I tried code like this:

import tvm

shape = (255,255, 255)
data = tvm.placeholder(shape, "float16", "data")

a = tvm.compute(shape, lambda i,j,k:data[i,j,k] + 1, name = "a")
tmp = tvm.compute((255, 255), lambda i,j:a[i,j,0], name = "tmp")
b = tvm.compute(shape, lambda i,j,k:a[i,j,k] + 1, name = "b")
c = tvm.compute(shape, lambda i,j,k:b[i,j,k] + 1, name = "b")

s = tvm.create_schedule([c.op, tmp.op])
print tvm.lower(s, [c, data, tmp], simple_mode = True)

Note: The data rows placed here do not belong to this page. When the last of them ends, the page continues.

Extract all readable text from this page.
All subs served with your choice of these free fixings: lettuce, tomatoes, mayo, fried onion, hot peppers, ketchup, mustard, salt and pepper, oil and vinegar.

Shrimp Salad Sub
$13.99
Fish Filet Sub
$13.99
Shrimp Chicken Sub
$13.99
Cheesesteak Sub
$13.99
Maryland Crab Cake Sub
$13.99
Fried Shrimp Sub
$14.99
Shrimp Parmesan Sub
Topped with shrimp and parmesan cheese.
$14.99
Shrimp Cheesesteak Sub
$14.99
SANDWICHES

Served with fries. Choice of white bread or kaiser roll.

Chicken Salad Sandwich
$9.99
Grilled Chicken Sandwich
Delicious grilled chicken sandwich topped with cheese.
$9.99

it gets right code, but if I try to schedule this by compute_at, an error occurs

Traceback (most recent call last):
  File "./tmp_ddr.py", line 22, in <module>
    print tvm.lower(s, [c, data, tmp], simple_mode = True)
  File "/nnvm/tvm/python/tvm/build_module.py", line 330, in lower
    bounds = schedule.InferBound(sch)
  File "/nnvm/tvm/python/tvm/_ffi/function.py", line 280, in my_api_func
    return flocal(*args)
  File "/nnvm/tvm/python/tvm/_ffi/_ctypes/function.py", line 183, in __call__
    ctypes.byref(ret_val), ctypes.byref(ret_tcode)))
  File "/nnvm/tvm/python/tvm/_ffi/base.py", line 66, in check_call
    raise TVMError(py_str(_LIB.TVMGetLastError()))
tvm._ffi.base.TVMError: [10:48:14] 
/nnvm/tvm/src/schedule/bound.cc:168: Check failed: found_attach || stage_attach.size() == 0 Invalid Schedule, cannot find the producer compute(a, 0x2dc9ab0) along the loop nest specified by compute_at of consumer compute(b, 0x2dcb090)

I find in tvm.schedule.InferBound part, when a data is output, the type must be Root, so we cannot compute_at data to any tensors.
so should we add a new type of like “tmp_output”?

One possible way to do so, is to create a joint output (multiple output) in the end that stores to two globals. This however, requires the shape of output to be the same.